- The paper presents RLMR, a novel reinforcement learning framework that dynamically balances subjective writing quality with constraint adherence.
- RLMR employs Group Relative Policy Optimization (GRPO) to penalize constraint violations while preserving creative expression.
- Experiments across models from 8B to 72B parameters show improved instruction following and overall performance over fixed-weight baselines.
Reinforcement Learning with Mixed Rewards for Creative Writing
Introduction
The study titled "RLMR: Reinforcement Learning with Mixed Rewards for Creative Writing" (2508.18642) addresses the challenges encountered when deploying LLMs in creative writing. Creative writing demands balancing subjective qualities like emotional depth and originality with objective constraints like format adherence and word limits. Traditional single reward strategies are inadequate, as they cannot simultaneously optimize these dual dimensions. Fixed-weight mixed reward strategies also fall short due to their inability to adapt to diverse writing scenarios. The paper introduces Reinforcement Learning with Mixed Rewards (RLMR), featuring a dynamic system combining evaluations from both subjective writing quality and objective constraint adherence models.
Figure 1: Comparison of single reward strategy versus our mixed RLMR approach. Given a task requiring an advertising slogan starting with "X" using no more than 15 words, Response A follows constraints but scores lower (8.9), while Response B violates constraints but scores higher (9.0). Single reward strategies incorrectly prefer Response B, while our RLMR combines writing quality and instruction following signals to correctly identify Response A as superior through dynamic penalty adjustments.

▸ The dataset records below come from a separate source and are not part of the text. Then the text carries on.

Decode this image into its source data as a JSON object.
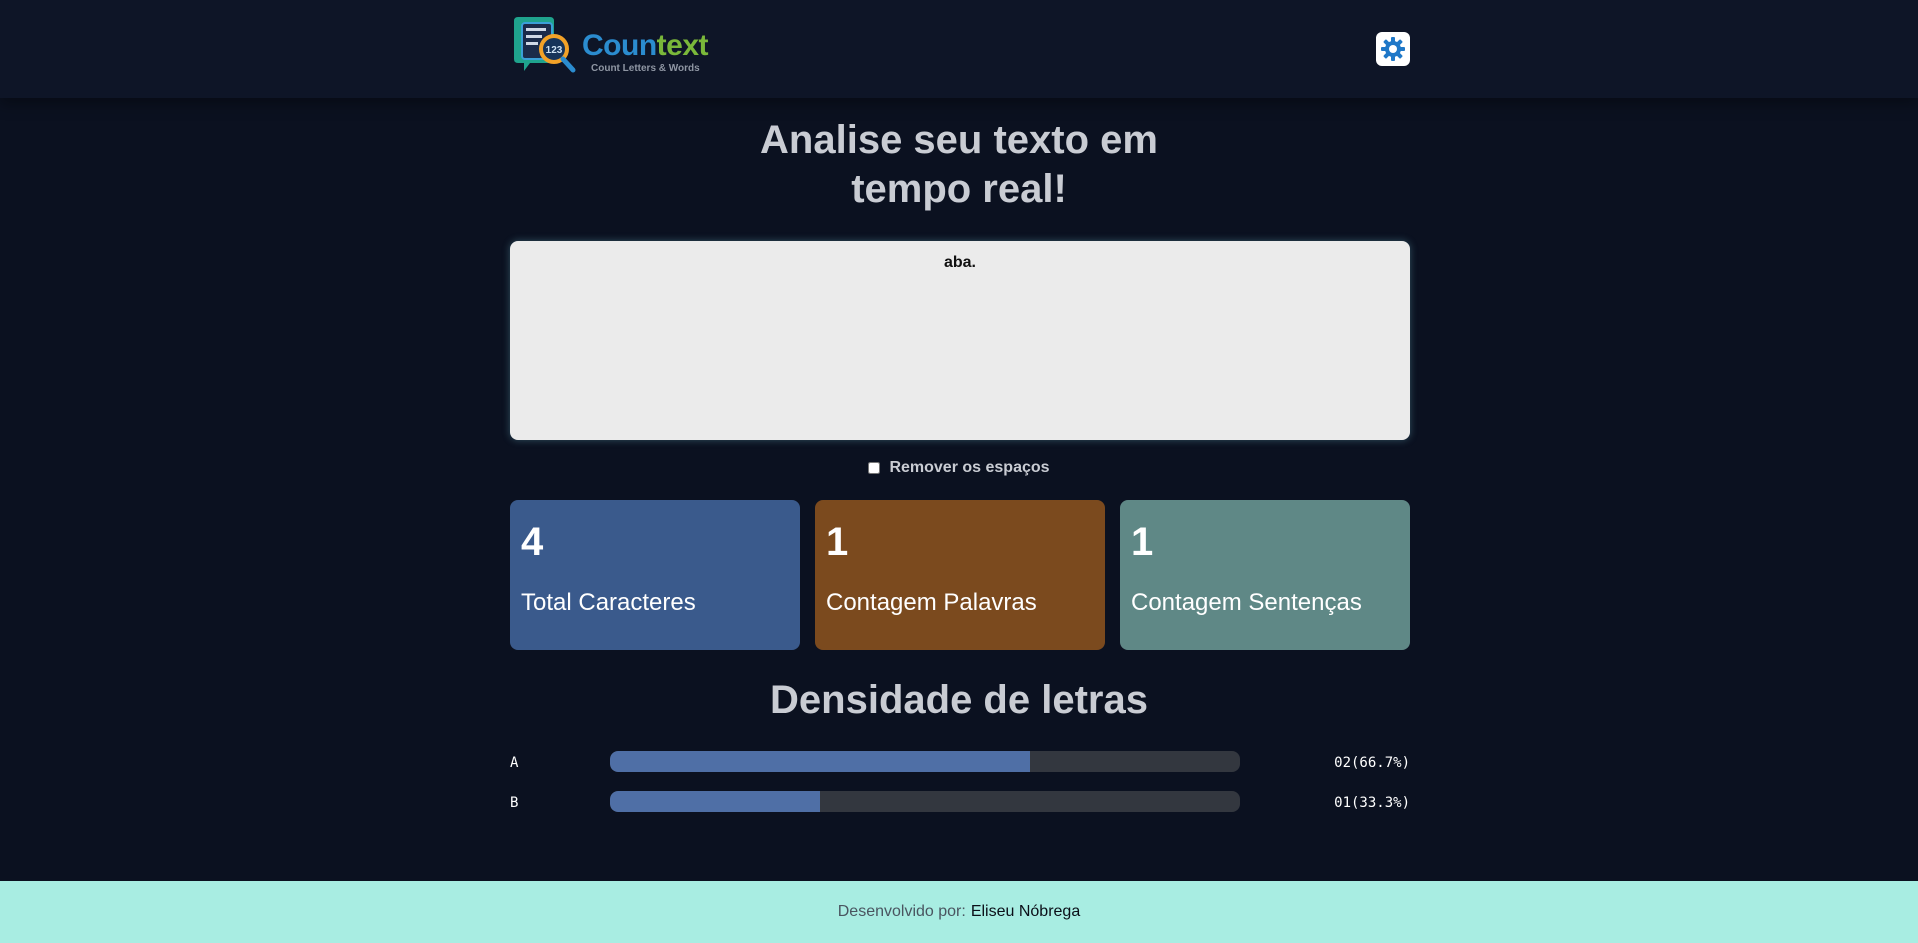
{
  "header": {
    "logo_title_part1": "Coun",
    "logo_title_part2": "text",
    "logo_subtitle": "Count Letters & Words",
    "logo_badge": "123",
    "settings_icon": "gear-icon"
  },
  "main": {
    "title_line1": "Analise seu texto em",
    "title_line2": "tempo real!",
    "textarea_value": "aba.",
    "remove_spaces_label": "Remover os espaços",
    "remove_spaces_checked": false
  },
  "stats": [
    {
      "value": "4",
      "label": "Total Caracteres",
      "color": "#3a5a8c"
    },
    {
      "value": "1",
      "label": "Contagem Palavras",
      "color": "#7b4a1e"
    },
    {
      "value": "1",
      "label": "Contagem Sentenças",
      "color": "#5f8886"
    }
  ],
  "density": {
    "title": "Densidade de letras",
    "rows": [
      {
        "letter": "A",
        "count_label": "02(66.7%)",
        "percent": 66.7
      },
      {
        "letter": "B",
        "count_label": "01(33.3%)",
        "percent": 33.3
      }
    ]
  },
  "footer": {
    "prefix": "Desenvolvido por:",
    "author": "Eliseu Nóbrega"
  },
  "colors": {
    "background": "#0b1120",
    "footer_bg": "#a8ede2",
    "bar_fill": "#4f6fa6",
    "bar_track": "#33373f"
  }
}
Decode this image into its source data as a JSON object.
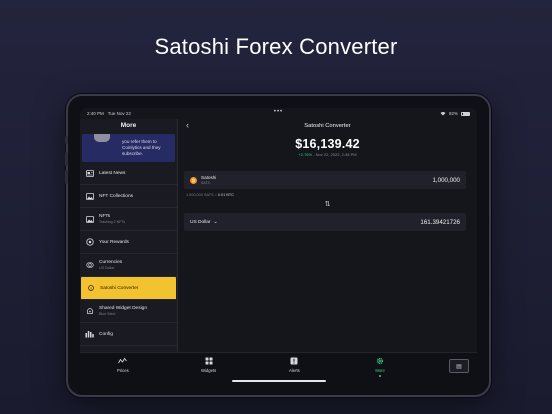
{
  "headline": "Satoshi Forex Converter",
  "statusbar": {
    "time": "2:40 PM",
    "date": "Tue Nov 22",
    "battery": "82%"
  },
  "sidebar": {
    "title": "More",
    "promo_text": "you refer them to Coinlytics and they subscribe.",
    "items": [
      {
        "label": "Latest News",
        "sub": "",
        "icon": "news-icon"
      },
      {
        "label": "NFT Collections",
        "sub": "",
        "icon": "image-icon"
      },
      {
        "label": "NFTs",
        "sub": "Tracking 2 NFTs",
        "icon": "image-icon"
      },
      {
        "label": "Your Rewards",
        "sub": "",
        "icon": "rewards-icon"
      },
      {
        "label": "Currencies",
        "sub": "US Dollar",
        "icon": "currencies-icon"
      },
      {
        "label": "Satoshi Converter",
        "sub": "",
        "icon": "satoshi-icon",
        "active": true
      },
      {
        "label": "Shared Widget Design",
        "sub": "Blue Steel",
        "icon": "widget-design-icon"
      },
      {
        "label": "Config",
        "sub": "",
        "icon": "config-icon"
      }
    ]
  },
  "main": {
    "title": "Satoshi Converter",
    "price": "$16,139.42",
    "change_pct": "+2.76%",
    "change_date": "- Nov 22, 2022, 2:38 PM",
    "from": {
      "name": "Satoshi",
      "ticker": "SATS",
      "value": "1,000,000"
    },
    "ratio_prefix": "1,000,000 SATS =",
    "ratio_value": "0.01 BTC",
    "to": {
      "currency": "US Dollar",
      "value": "161.39421726"
    }
  },
  "tabbar": {
    "tabs": [
      {
        "label": "Prices",
        "icon": "prices-icon"
      },
      {
        "label": "Widgets",
        "icon": "widgets-icon"
      },
      {
        "label": "Alerts",
        "icon": "alerts-icon"
      },
      {
        "label": "More",
        "icon": "gear-icon",
        "active": true
      }
    ]
  },
  "colors": {
    "accent": "#f2c230",
    "positive": "#3fd08a",
    "promo": "#272b64"
  }
}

The innovative strategy dynamically adjusts reward weights based on the sampled group's writing quality, ensuring samples violating constraints receive penalties proportionate to their deviation. This comprehensive approach leverages Group Relative Policy Optimization (GRPO) for efficient online reinforcement learning, addressing creative writing optimization with a focus on multi-dimensional reward signals.
RLMR Framework
The RLMR framework integrates subjective and objective evaluations through two distinct models: a writing reward model and a constraint verification model. The writing reward model assesses subjective elements such as literary expression and coherence, trained using human preference pairs to refine its judgment capabilities. Simultaneously, the constraint verification model checks adherence to prescribed requirements, employing logical conjunctions to confirm compliance.
Figure 2: Overview of our Dynamic Mixed-Reward GRPO Framework. The policy model generates responses (o1​,o2​,o3​) evaluated by both writing quality (Writing RM) and constraint compliance (Validator).
To overcome the limitations associated with fixed-weight strategies, the RLMR dynamically adjusts rewards by calculating penalties for constraint violations. This ensures that samples violating constraints receive negative advantages during training, thereby optimizing both writing quality and instruction following. The penalty term δ is dynamically computed to maintain constraint adherence without compromising creative output.
Experimental Evaluation
Extensive experiments validate the RLMR framework across multiple model families and scales, implementing both automated and manual evaluations.
Automated Evaluation:
The framework was tested on models ranging from 8B to 72B parameters, showcasing substantial improvements over baseline methods. On benchmarks like WriteEval and IFEval, the RLMR approach consistently outperformed single-reward and fixed-weight baseline methods, indicating a robust ability to balance writing quality with constraint adherence.
Manual Evaluation:
In human evaluation, RLMR showed superior scores in Instruction Following, Content Quality, and Overall Performance. The method achieved higher user satisfaction levels, confirming its practicality in real-world scenarios.
Figure 3: Pairwise comparison results for Overall Performance. "Win" indicates the left method outperforms the right method; "tie" indicates comparable performance; "lose" indicates the left method underperforms. The red dashed line represents equal performance (50\%). RLMR demonstrates significant advantages over both baseline methods.
Implications and Future Directions
The study provides a viable framework for optimizing LLMs in complex creative writing tasks through a dual focus on subjective quality and objective adherence. It implies potential applications beyond creative writing, including dialogue systems and code generation, where the integration of multiple dimensional reward signals can offer significant benefits.
Future research should explore expanding the dynamic reward system to other multi-signal environments and explore optimizing the balance between subjective preferences and objective constraints in diverse application domains.
Conclusion
The "RLMR: Reinforcement Learning with Mixed Rewards for Creative Writing" research introduces a novel dynamic mixed-reward framework that significantly enhances creative writing optimization. By effectively balancing subjective and objective evaluation criteria, RLMR offers a robust solution to the inherent challenges of creative writing tasks. The framework's contributions mark a step forward in reinforcement learning strategies, promising new horizons in AI-driven creativity and operational efficacy.